Oliu (Sabadell): "BBVA's offer is even worse than the one from May 2024."
The president of the Catalan bank criticizes the proposal from the Basque-based entity because he believes it undervalues the value of the entity alone.
BarcelonaFrom Banc Sabadell they don't see things as from BBVA, which this Friday received authorization in the prospectus for the takeover bid for the Catalan bank. The president of the Valles-based entity, Josep Oliu, has stated that BBVA's offer "is even worse than the one already assessed by the board of directors in May 2024." In his opinion, the proposal already "undervalued" Sabadell's solo project. The board of the Catalan bank has ten days to issue an assessment of the offer once the takeover acceptance period begins next Monday.

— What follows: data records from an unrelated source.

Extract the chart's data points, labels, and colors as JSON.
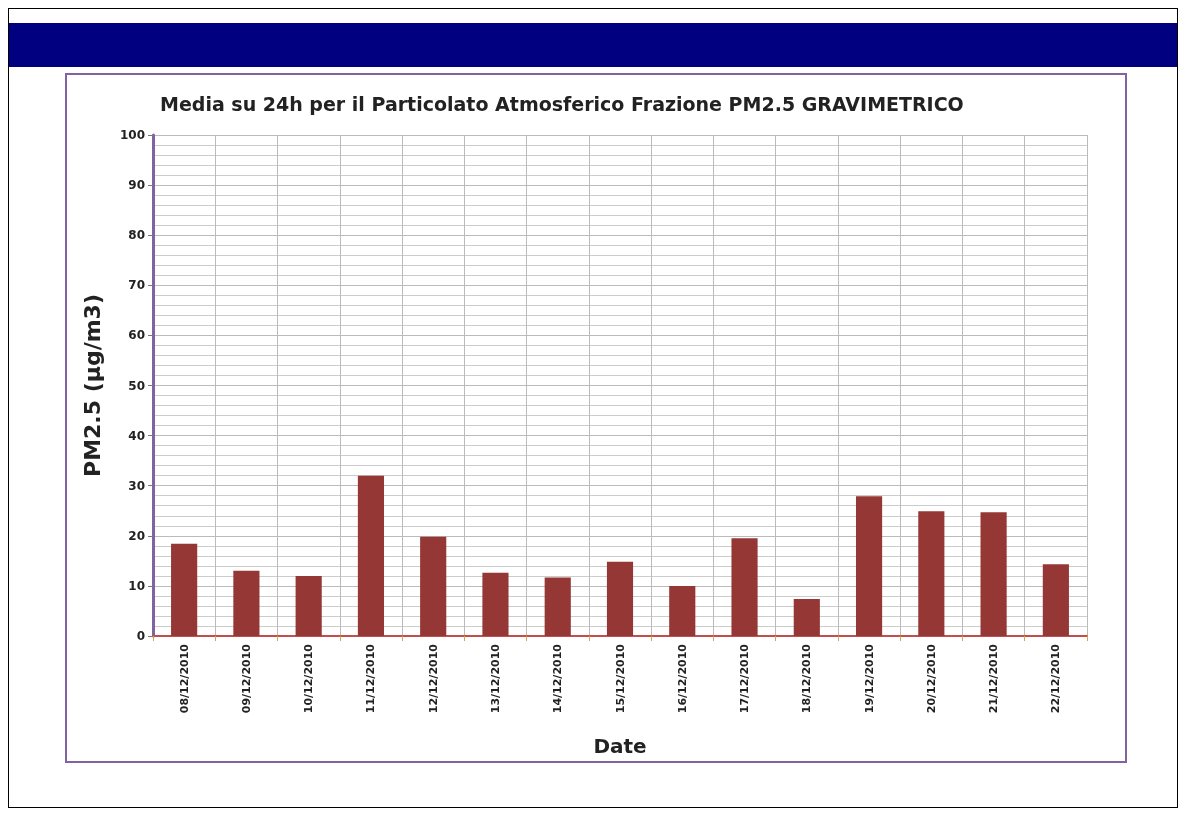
{
  "chart_data": {
    "type": "bar",
    "title": "Media su 24h per il Particolato Atmosferico Frazione PM2.5 GRAVIMETRICO",
    "xlabel": "Date",
    "ylabel": "PM2.5 (µg/m3)",
    "categories": [
      "08/12/2010",
      "09/12/2010",
      "10/12/2010",
      "11/12/2010",
      "12/12/2010",
      "13/12/2010",
      "14/12/2010",
      "15/12/2010",
      "16/12/2010",
      "17/12/2010",
      "18/12/2010",
      "19/12/2010",
      "20/12/2010",
      "21/12/2010",
      "22/12/2010"
    ],
    "values": [
      18.4,
      13,
      12,
      32,
      19.8,
      12.6,
      11.7,
      14.8,
      10,
      19.5,
      7.4,
      27.9,
      24.9,
      24.7,
      14.3
    ],
    "color": "#953735",
    "ylim": [
      0,
      100
    ],
    "yticks": [
      0,
      10,
      20,
      30,
      40,
      50,
      60,
      70,
      80,
      90,
      100
    ],
    "grid": true
  }
}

At the same time, Oliu noted that Sabadell's shares have appreciated more and it has remunerated its shareholders more than BBVA in the last sixteen months, since it announced its intentions. Sabadell shareholders will have until October 7 to decide whether or not to participate in the takeover bid. An important factor is that since last January, the Catalan bank's shares have been trading above the price offered by BBVA.

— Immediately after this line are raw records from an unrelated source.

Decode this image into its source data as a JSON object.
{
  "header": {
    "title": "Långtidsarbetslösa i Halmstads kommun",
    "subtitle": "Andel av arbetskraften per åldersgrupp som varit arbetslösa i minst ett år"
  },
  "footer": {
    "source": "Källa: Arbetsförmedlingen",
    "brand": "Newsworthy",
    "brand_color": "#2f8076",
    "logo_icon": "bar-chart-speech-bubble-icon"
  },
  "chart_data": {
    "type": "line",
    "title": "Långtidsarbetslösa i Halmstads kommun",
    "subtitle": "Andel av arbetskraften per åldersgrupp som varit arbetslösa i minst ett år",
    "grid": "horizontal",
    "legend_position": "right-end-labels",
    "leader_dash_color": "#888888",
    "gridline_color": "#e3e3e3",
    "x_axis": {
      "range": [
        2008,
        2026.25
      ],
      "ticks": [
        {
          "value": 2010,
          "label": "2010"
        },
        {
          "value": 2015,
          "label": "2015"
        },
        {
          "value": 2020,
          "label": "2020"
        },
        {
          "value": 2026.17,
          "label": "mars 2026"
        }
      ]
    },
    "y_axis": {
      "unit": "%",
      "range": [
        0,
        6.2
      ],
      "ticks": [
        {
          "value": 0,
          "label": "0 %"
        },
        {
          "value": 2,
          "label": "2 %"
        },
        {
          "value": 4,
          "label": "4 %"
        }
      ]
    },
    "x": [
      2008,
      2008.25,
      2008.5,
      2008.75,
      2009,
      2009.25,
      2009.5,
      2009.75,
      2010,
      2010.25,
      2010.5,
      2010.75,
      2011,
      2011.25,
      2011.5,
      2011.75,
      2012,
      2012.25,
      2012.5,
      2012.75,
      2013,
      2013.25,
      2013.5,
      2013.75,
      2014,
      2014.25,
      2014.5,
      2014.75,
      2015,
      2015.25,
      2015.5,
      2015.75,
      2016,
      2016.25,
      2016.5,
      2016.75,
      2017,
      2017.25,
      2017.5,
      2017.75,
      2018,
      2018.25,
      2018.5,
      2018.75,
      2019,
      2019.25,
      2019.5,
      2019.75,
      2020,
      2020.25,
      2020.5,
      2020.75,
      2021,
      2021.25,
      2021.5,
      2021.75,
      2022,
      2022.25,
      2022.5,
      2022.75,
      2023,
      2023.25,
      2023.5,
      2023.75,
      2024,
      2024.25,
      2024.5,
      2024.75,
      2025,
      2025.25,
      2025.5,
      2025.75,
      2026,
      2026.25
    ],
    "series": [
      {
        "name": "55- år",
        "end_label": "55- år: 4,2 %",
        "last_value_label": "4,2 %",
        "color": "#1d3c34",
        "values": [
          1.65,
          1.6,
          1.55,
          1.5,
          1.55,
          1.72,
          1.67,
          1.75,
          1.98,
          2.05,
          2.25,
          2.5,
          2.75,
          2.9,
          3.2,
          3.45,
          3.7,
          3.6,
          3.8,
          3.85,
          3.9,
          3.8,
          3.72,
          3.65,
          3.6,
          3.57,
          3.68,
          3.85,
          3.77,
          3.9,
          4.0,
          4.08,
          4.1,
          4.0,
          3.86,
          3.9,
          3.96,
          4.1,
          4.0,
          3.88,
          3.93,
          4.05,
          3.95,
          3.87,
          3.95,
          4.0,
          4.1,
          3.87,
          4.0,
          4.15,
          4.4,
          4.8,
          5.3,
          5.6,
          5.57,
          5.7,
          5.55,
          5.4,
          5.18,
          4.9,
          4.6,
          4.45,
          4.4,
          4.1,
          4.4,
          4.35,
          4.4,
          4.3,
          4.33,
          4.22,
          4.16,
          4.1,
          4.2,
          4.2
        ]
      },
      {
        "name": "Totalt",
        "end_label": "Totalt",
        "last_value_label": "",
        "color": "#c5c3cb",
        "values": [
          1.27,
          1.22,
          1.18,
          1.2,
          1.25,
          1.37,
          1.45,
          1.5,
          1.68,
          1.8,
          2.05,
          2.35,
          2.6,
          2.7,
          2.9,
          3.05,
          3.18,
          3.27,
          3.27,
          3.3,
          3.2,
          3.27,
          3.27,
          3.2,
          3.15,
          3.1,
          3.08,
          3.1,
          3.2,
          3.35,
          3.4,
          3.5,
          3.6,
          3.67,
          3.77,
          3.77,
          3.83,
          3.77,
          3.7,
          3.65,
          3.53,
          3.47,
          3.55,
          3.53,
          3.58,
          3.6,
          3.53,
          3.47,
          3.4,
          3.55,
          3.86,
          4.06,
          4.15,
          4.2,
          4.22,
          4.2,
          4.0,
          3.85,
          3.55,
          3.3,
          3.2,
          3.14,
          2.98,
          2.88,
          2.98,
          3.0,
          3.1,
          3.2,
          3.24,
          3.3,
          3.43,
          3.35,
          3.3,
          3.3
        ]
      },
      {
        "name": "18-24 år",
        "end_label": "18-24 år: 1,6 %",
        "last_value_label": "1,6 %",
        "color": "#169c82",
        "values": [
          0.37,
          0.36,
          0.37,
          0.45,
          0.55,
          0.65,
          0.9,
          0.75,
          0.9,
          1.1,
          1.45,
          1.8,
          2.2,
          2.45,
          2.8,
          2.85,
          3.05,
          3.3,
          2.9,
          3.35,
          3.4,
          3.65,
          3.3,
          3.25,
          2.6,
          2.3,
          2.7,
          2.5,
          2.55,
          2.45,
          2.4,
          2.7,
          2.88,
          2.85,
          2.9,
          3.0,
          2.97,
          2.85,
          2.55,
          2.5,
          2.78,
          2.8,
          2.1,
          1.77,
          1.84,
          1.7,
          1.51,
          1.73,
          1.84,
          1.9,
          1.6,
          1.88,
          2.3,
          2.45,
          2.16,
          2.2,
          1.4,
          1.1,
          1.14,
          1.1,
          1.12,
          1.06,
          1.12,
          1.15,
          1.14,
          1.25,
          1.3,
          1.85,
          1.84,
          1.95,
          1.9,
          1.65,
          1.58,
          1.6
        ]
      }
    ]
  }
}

Oliu highlights that Sabadell is the bank "with the best stock market performance in the last five years in Europe and with an excellent outlook for shareholder returns." According to the president of Sabadell, the Catalan bank's shares have increased their value by 108% since May 2024, when BBVA announced its takeover bid. In contrast, during the same period, the shares of the Basque bank have increased by 55%, he explained.

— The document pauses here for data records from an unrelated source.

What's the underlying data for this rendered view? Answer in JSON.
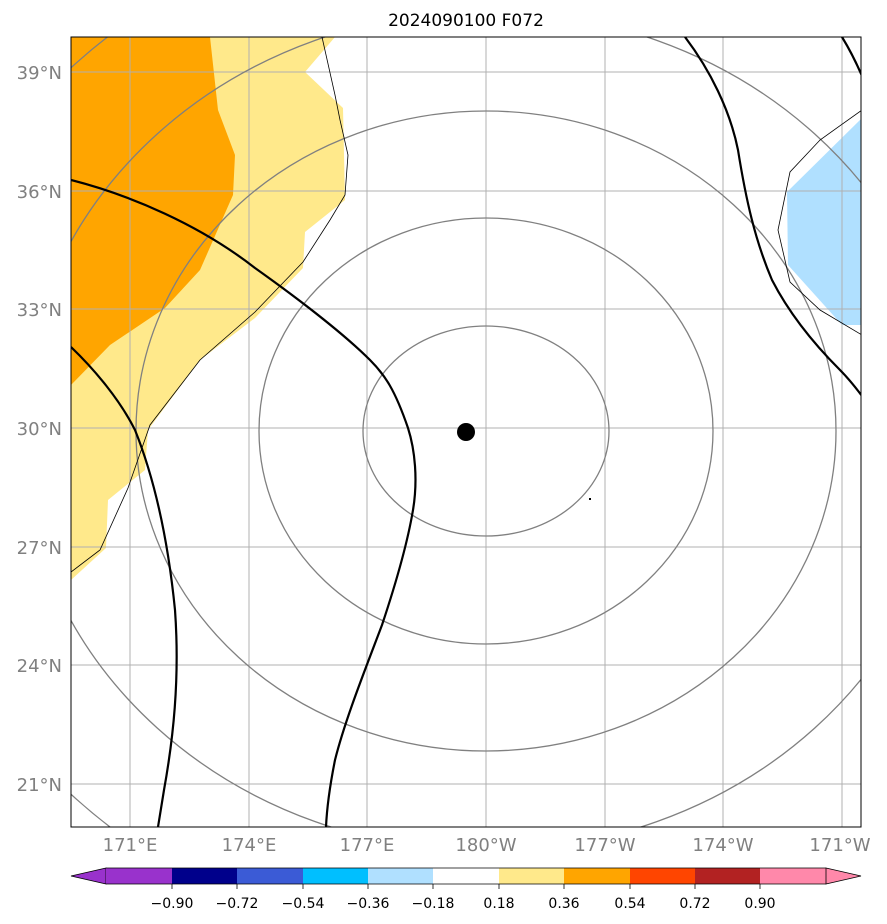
{
  "title": "2024090100 F072",
  "map": {
    "lat_labels": [
      "39°N",
      "36°N",
      "33°N",
      "30°N",
      "27°N",
      "24°N",
      "21°N"
    ],
    "lon_labels": [
      "171°E",
      "174°E",
      "177°E",
      "180°W",
      "177°W",
      "174°W",
      "171°W"
    ],
    "center_marker": "storm-center-dot",
    "colors": {
      "orange_fill": "#ffa500",
      "yellow_fill": "#ffe98b",
      "lightblue_fill": "#b0e0ff",
      "gridline": "#b0b0b0",
      "range_ring": "#808080",
      "contour": "#000000"
    }
  },
  "colorbar": {
    "ticks": [
      "−0.90",
      "−0.72",
      "−0.54",
      "−0.36",
      "−0.18",
      "0.18",
      "0.36",
      "0.54",
      "0.72",
      "0.90"
    ],
    "colors": [
      "#9932cc",
      "#00008b",
      "#3b5bd6",
      "#00bfff",
      "#b0e0ff",
      "#ffffff",
      "#ffe98b",
      "#ffa500",
      "#ff4500",
      "#b22222",
      "#ff88aa"
    ],
    "extend": "both"
  }
}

The CEO of the Catalan bank, César González-Bueno, found in the proposal presented "even more deficiencies and omissions in the numbers and assumptions than in the previous version." One of the possibilities they raise is that BBVA could take less than 50.01%, the threshold it established to go ahead with the operation. This possibility, included in documentation sent to the US securities regulator, the SEC, "does not seem to reflect great confidence in the attractiveness of its offer." Directa has stated: "I don't think our shareholders will like it."
"Unrealistic hypotheses"
"It seems like a poor offer, laden with unrealistic assumptions, but they will have to be analyzed in more detail," stated Sabadell's CEO. He assured that the board of directors "will analyze the offer in depth and issue a reasoned assessment of what is most beneficial for its shareholders." Oliu insisted that it is important for shareholders to know that "if they accept BBVA's offer, today they will lose more than 8%, they will stop receiving the extraordinary dividend of 50 cents that will be paid in early 2026, when the sale of the British subsidiary TSB closes; and they will have to pay taxes in the vast majority of cases; they will receive less cash than they will have to pay to the Treasury."
Sabadell "fully trusts in the attractiveness of its solo project based on the new 2025-2027 strategic plan," he concluded. The roadmap calls for a profit of €1.6 billion this year and shareholder returns of €6 billion.